You also talk about the “big data, and small signal revolution.” In industry, however, we face the opposite problem, our datasets are usually quite small. We may have a new product, for which we want to make some claims, and we may have only 4 observations. I do not consider myself a Bayesian, but I do believe that Bayesian methods can be very helpful in industrial situations. I also read your Prior Choice Recommendations but did not find anything specific about small sample sizes. Do you have any recommendations for useful priors when datasets are small?

My quick response is that when sample size is small, or measurements are noisy, or the underlying phenomenon has high variation, then the prior distribution will become more important.
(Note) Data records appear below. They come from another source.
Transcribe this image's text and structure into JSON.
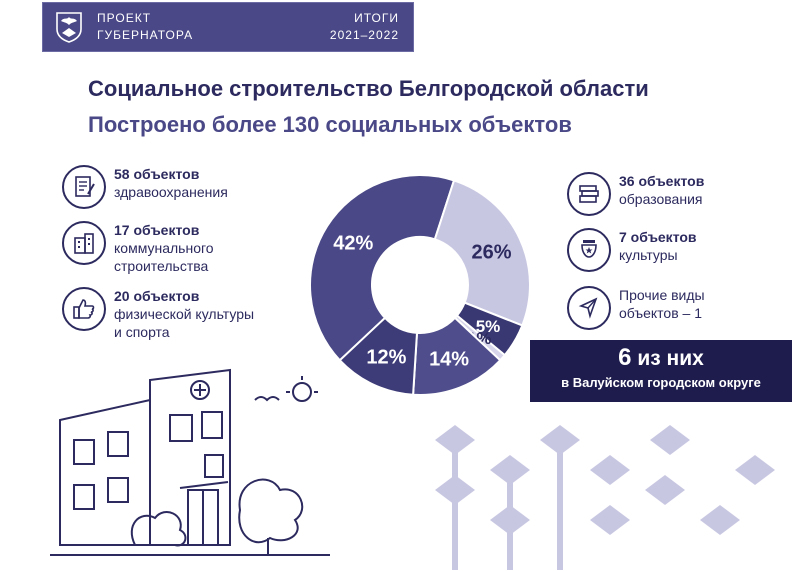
{
  "banner": {
    "project_line1": "ПРОЕКТ",
    "project_line2": "ГУБЕРНАТОРА",
    "results_line1": "ИТОГИ",
    "results_line2": "2021–2022"
  },
  "title": "Социальное строительство Белгородской области",
  "subtitle": "Построено более 130 социальных объектов",
  "left_items": [
    {
      "icon": "document-icon",
      "count": "58 объектов",
      "lines": [
        "здравоохранения"
      ]
    },
    {
      "icon": "building-icon",
      "count": "17 объектов",
      "lines": [
        "коммунального",
        "строительства"
      ]
    },
    {
      "icon": "thumbs-up-icon",
      "count": "20 объектов",
      "lines": [
        "физической культуры",
        "и спорта"
      ]
    }
  ],
  "right_items": [
    {
      "icon": "books-icon",
      "count": "36 объектов",
      "lines": [
        "образования"
      ]
    },
    {
      "icon": "theater-icon",
      "count": "7 объектов",
      "lines": [
        "культуры"
      ]
    },
    {
      "icon": "cursor-icon",
      "count": "Прочие виды",
      "lines": [
        "объектов – 1"
      ]
    }
  ],
  "chart_data": {
    "type": "pie",
    "donut": true,
    "slices": [
      {
        "label": "42%",
        "value": 42,
        "color": "#4a4886"
      },
      {
        "label": "26%",
        "value": 26,
        "color": "#c8c7e2"
      },
      {
        "label": "5%",
        "value": 5,
        "color": "#3a3872"
      },
      {
        "label": "1%",
        "value": 1,
        "color": "#d6d5ea"
      },
      {
        "label": "14%",
        "value": 14,
        "color": "#4f4d8c"
      },
      {
        "label": "12%",
        "value": 12,
        "color": "#3e3c78"
      }
    ]
  },
  "callout": {
    "number": "6",
    "line1_rest": " из них",
    "line2": "в Валуйском городском округе"
  },
  "colors": {
    "accent": "#4a4886",
    "dark": "#2c2a5e",
    "light": "#c8c7e2"
  }
}
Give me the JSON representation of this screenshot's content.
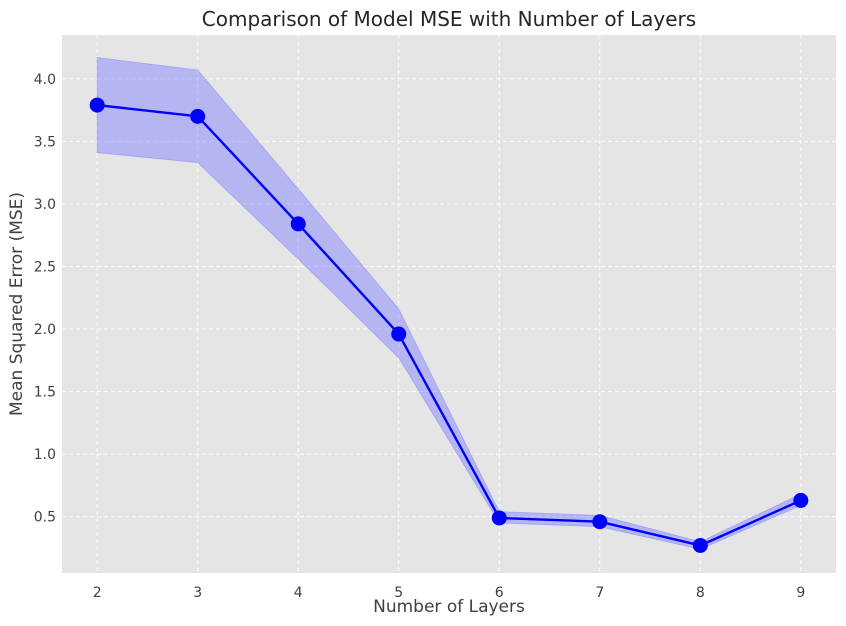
{
  "chart_data": {
    "type": "line",
    "title": "Comparison of Model MSE with Number of Layers",
    "xlabel": "Number of Layers",
    "ylabel": "Mean Squared Error (MSE)",
    "x": [
      2,
      3,
      4,
      5,
      6,
      7,
      8,
      9
    ],
    "xlim": [
      1.65,
      9.35
    ],
    "ylim": [
      0.05,
      4.35
    ],
    "xticks": [
      2,
      3,
      4,
      5,
      6,
      7,
      8,
      9
    ],
    "yticks": [
      0.5,
      1.0,
      1.5,
      2.0,
      2.5,
      3.0,
      3.5,
      4.0
    ],
    "ytick_labels": [
      "0.5",
      "1.0",
      "1.5",
      "2.0",
      "2.5",
      "3.0",
      "3.5",
      "4.0"
    ],
    "grid": true,
    "series": [
      {
        "values": [
          3.79,
          3.7,
          2.84,
          1.96,
          0.49,
          0.46,
          0.27,
          0.63
        ],
        "lower": [
          3.41,
          3.33,
          2.56,
          1.77,
          0.45,
          0.42,
          0.24,
          0.59
        ],
        "upper": [
          4.17,
          4.07,
          3.12,
          2.16,
          0.54,
          0.51,
          0.3,
          0.68
        ],
        "color": "#0000ff",
        "band_color": "#7b7bff"
      }
    ],
    "background": "#e5e5e5"
  }
}
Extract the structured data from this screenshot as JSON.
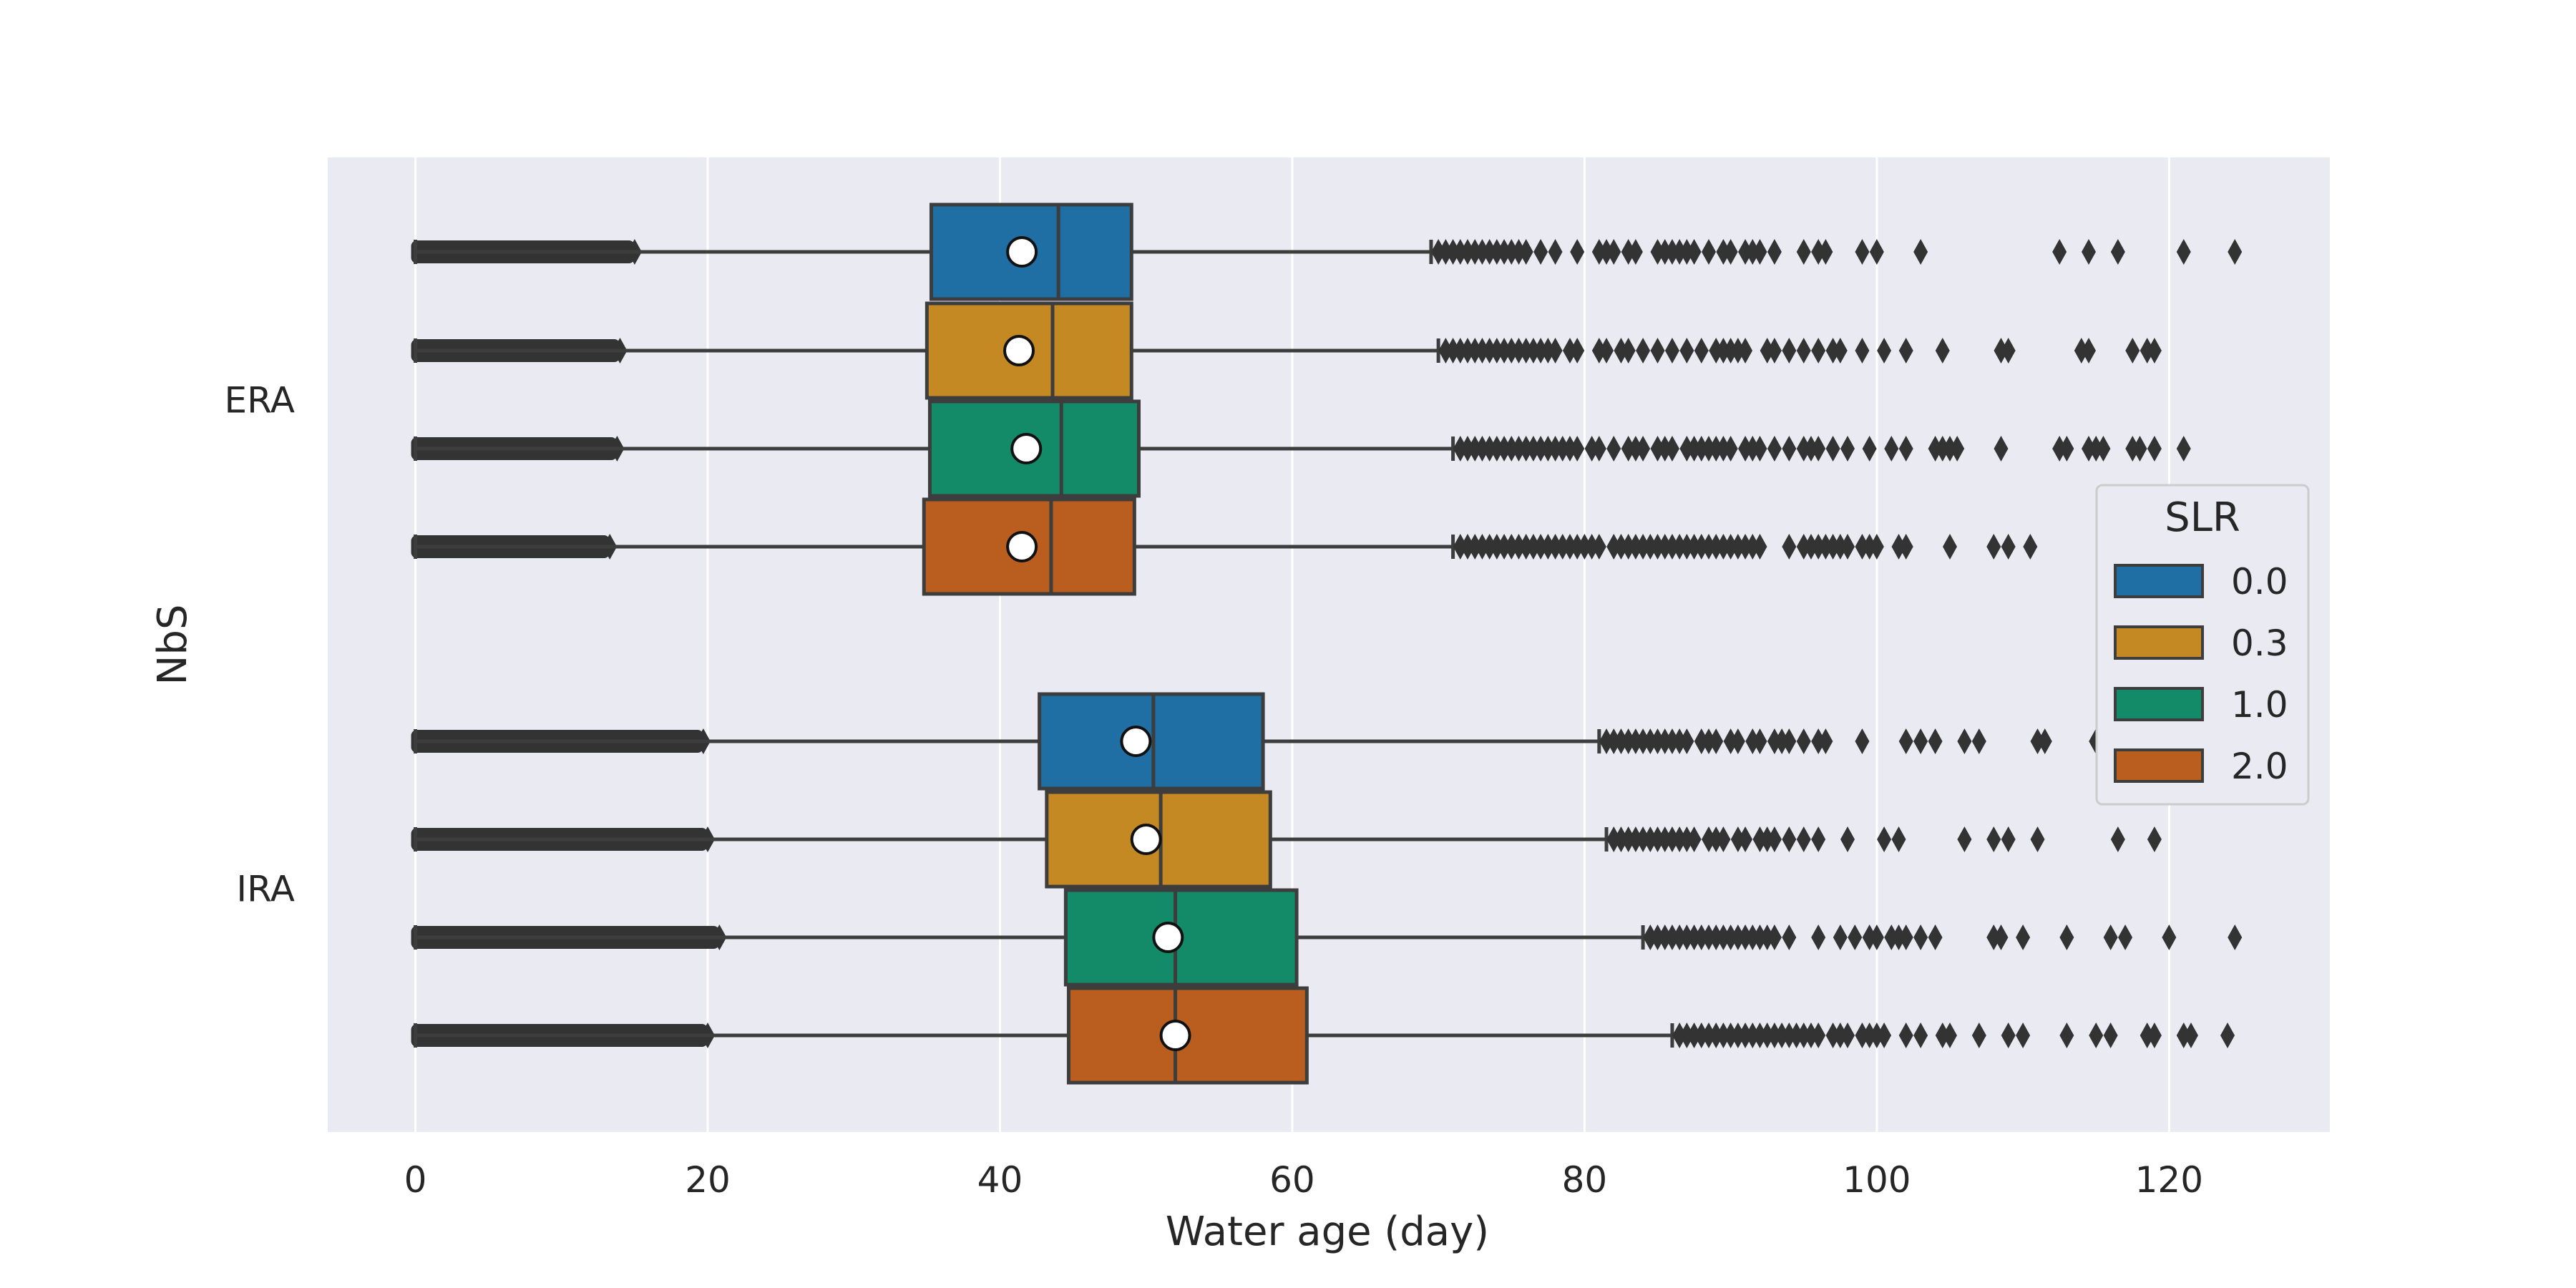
{
  "chart_data": {
    "type": "boxplot",
    "orientation": "horizontal",
    "title": "",
    "xlabel": "Water age (day)",
    "ylabel": "NbS",
    "xlim": [
      -6,
      131
    ],
    "xticks": [
      0,
      20,
      40,
      60,
      80,
      100,
      120
    ],
    "categories": [
      "ERA",
      "IRA"
    ],
    "grid": true,
    "legend": {
      "title": "SLR",
      "placement": "right",
      "entries": [
        "0.0",
        "0.3",
        "1.0",
        "2.0"
      ]
    },
    "colors": {
      "0.0": "#1f6fa5",
      "0.3": "#c48922",
      "1.0": "#138a68",
      "2.0": "#b95e1e"
    },
    "series": [
      {
        "name": "0.0",
        "boxes": [
          {
            "category": "ERA",
            "whisker_low": 0,
            "q1": 35.3,
            "median": 44,
            "q3": 49,
            "whisker_high": 69.5,
            "mean": 41.5,
            "flier_dense_range": [
              0,
              15
            ],
            "outliers": [
              70,
              70.5,
              71,
              71.5,
              72,
              72.5,
              73,
              73.5,
              74,
              74.5,
              75,
              75.5,
              76,
              77,
              78,
              79.5,
              81,
              81.5,
              82,
              83,
              83.5,
              85,
              85.5,
              86,
              86.5,
              87,
              87.5,
              88.5,
              89.5,
              90,
              91,
              91.5,
              92,
              93,
              95,
              96,
              96.5,
              99,
              100,
              103,
              112.5,
              114.5,
              116.5,
              121,
              124.5
            ]
          },
          {
            "category": "IRA",
            "whisker_low": 0,
            "q1": 42.7,
            "median": 50.5,
            "q3": 58,
            "whisker_high": 81,
            "mean": 49.3,
            "flier_dense_range": [
              0,
              19.7
            ],
            "outliers": [
              81.5,
              82,
              82.5,
              83,
              83.5,
              84,
              84.5,
              85,
              85.5,
              86,
              86.5,
              87,
              88,
              88.5,
              89,
              90,
              90.5,
              91.5,
              92,
              93,
              93.5,
              94,
              95,
              96,
              96.5,
              99,
              102,
              103,
              104,
              106,
              107,
              111,
              111.5,
              115,
              117.5,
              122,
              123.5
            ]
          }
        ]
      },
      {
        "name": "0.3",
        "boxes": [
          {
            "category": "ERA",
            "whisker_low": 0,
            "q1": 35,
            "median": 43.6,
            "q3": 49,
            "whisker_high": 70,
            "mean": 41.3,
            "flier_dense_range": [
              0,
              14
            ],
            "outliers": [
              70.5,
              71,
              71.5,
              72,
              72.5,
              73,
              73.5,
              74,
              74.5,
              75,
              75.5,
              76,
              76.5,
              77,
              77.5,
              78,
              79,
              79.5,
              81,
              81.5,
              82.5,
              83,
              84,
              85,
              86,
              87,
              88,
              89,
              89.5,
              90,
              90.5,
              91,
              92.5,
              93,
              94,
              95,
              96,
              97,
              97.5,
              99,
              100.5,
              102,
              104.5,
              108.5,
              109,
              114,
              114.5,
              117.5,
              118.5,
              119
            ]
          },
          {
            "category": "IRA",
            "whisker_low": 0,
            "q1": 43.2,
            "median": 51,
            "q3": 58.5,
            "whisker_high": 81.5,
            "mean": 50,
            "flier_dense_range": [
              0,
              20
            ],
            "outliers": [
              82,
              82.5,
              83,
              83.5,
              84,
              84.5,
              85,
              85.5,
              86,
              86.5,
              87,
              87.5,
              88.5,
              89,
              89.5,
              90.5,
              91,
              92,
              92.5,
              93,
              94,
              95,
              96,
              98,
              100.5,
              101.5,
              106,
              108,
              109,
              111,
              116.5,
              119
            ]
          }
        ]
      },
      {
        "name": "1.0",
        "boxes": [
          {
            "category": "ERA",
            "whisker_low": 0,
            "q1": 35.2,
            "median": 44.2,
            "q3": 49.5,
            "whisker_high": 71,
            "mean": 41.8,
            "flier_dense_range": [
              0,
              13.8
            ],
            "outliers": [
              71.5,
              72,
              72.5,
              73,
              73.5,
              74,
              74.5,
              75,
              75.5,
              76,
              76.5,
              77,
              77.5,
              78,
              78.5,
              79,
              79.5,
              80.5,
              81,
              82,
              83,
              83.5,
              84,
              85,
              85.5,
              86,
              87,
              87.5,
              88,
              88.5,
              89,
              89.5,
              90,
              91,
              91.5,
              92,
              93,
              94,
              95,
              95.5,
              96,
              97,
              98,
              99.5,
              101,
              102,
              104,
              104.5,
              105,
              105.5,
              108.5,
              112.5,
              113,
              114.5,
              115,
              115.5,
              117.5,
              118,
              119,
              121
            ]
          },
          {
            "category": "IRA",
            "whisker_low": 0,
            "q1": 44.5,
            "median": 52,
            "q3": 60.3,
            "whisker_high": 84,
            "mean": 51.5,
            "flier_dense_range": [
              0,
              20.8
            ],
            "outliers": [
              84.5,
              85,
              85.5,
              86,
              86.5,
              87,
              87.5,
              88,
              88.5,
              89,
              89.5,
              90,
              90.5,
              91,
              91.5,
              92,
              92.5,
              93,
              94,
              96,
              97.5,
              98.5,
              99.5,
              100,
              101,
              101.5,
              102,
              103,
              104,
              108,
              108.5,
              110,
              113,
              116,
              117,
              120,
              124.5
            ]
          }
        ]
      },
      {
        "name": "2.0",
        "boxes": [
          {
            "category": "ERA",
            "whisker_low": 0,
            "q1": 34.8,
            "median": 43.5,
            "q3": 49.2,
            "whisker_high": 71,
            "mean": 41.5,
            "flier_dense_range": [
              0,
              13.3
            ],
            "outliers": [
              71.5,
              72,
              72.5,
              73,
              73.5,
              74,
              74.5,
              75,
              75.5,
              76,
              76.5,
              77,
              77.5,
              78,
              78.5,
              79,
              79.5,
              80,
              80.5,
              81,
              82,
              82.5,
              83,
              83.5,
              84,
              84.5,
              85,
              85.5,
              86,
              86.5,
              87,
              87.5,
              88,
              88.5,
              89,
              89.5,
              90,
              90.5,
              91,
              91.5,
              92,
              94,
              95,
              95.5,
              96,
              96.5,
              97,
              97.5,
              98,
              99,
              99.5,
              100,
              101.5,
              102,
              105,
              108,
              109,
              110.5,
              116.5,
              117,
              117.5,
              118,
              119,
              121,
              121.5,
              124
            ]
          },
          {
            "category": "IRA",
            "whisker_low": 0,
            "q1": 44.7,
            "median": 52,
            "q3": 61,
            "whisker_high": 86,
            "mean": 52,
            "flier_dense_range": [
              0,
              20
            ],
            "outliers": [
              86.5,
              87,
              87.5,
              88,
              88.5,
              89,
              89.5,
              90,
              90.5,
              91,
              91.5,
              92,
              92.5,
              93,
              93.5,
              94,
              94.5,
              95,
              95.5,
              96,
              97,
              97.5,
              98,
              99,
              99.5,
              100,
              100.5,
              102,
              103,
              104.5,
              105,
              107,
              109,
              110,
              113,
              115,
              116,
              118.5,
              119,
              121,
              121.5,
              124
            ]
          }
        ]
      }
    ]
  }
}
So your question is a good one!

To continue, when priors are important, you’ll have to think harder about what real prior information is available.

One way to to is . . . and I’m sorry for being so predictable in my answer, but I’ll say it anyway . . . embed your problem in a multilevel model. You have a new product with just four observations. Fine. But this new product is the latest in a stream of products, so create a model of the underlying attributes of interests, given product characteristics and time.

Don’t think of your “prior” for a parameter as some distinct piece of information; think of it as the culmination of a group-level model.

Just like when we do Mister P: We don’t slap down separate priors for the 50 states, we set up a hierarchical model with state-level predictors, and this does the partial pooling more organically. So the choice of priors becomes something more familiar: the choice of predictors in a regression model, along with choices about how to set that predictive model up.

Even with a hierarchical model, you still might want to add priors on hyperparameters, but that’s something we do discuss a bit at that link.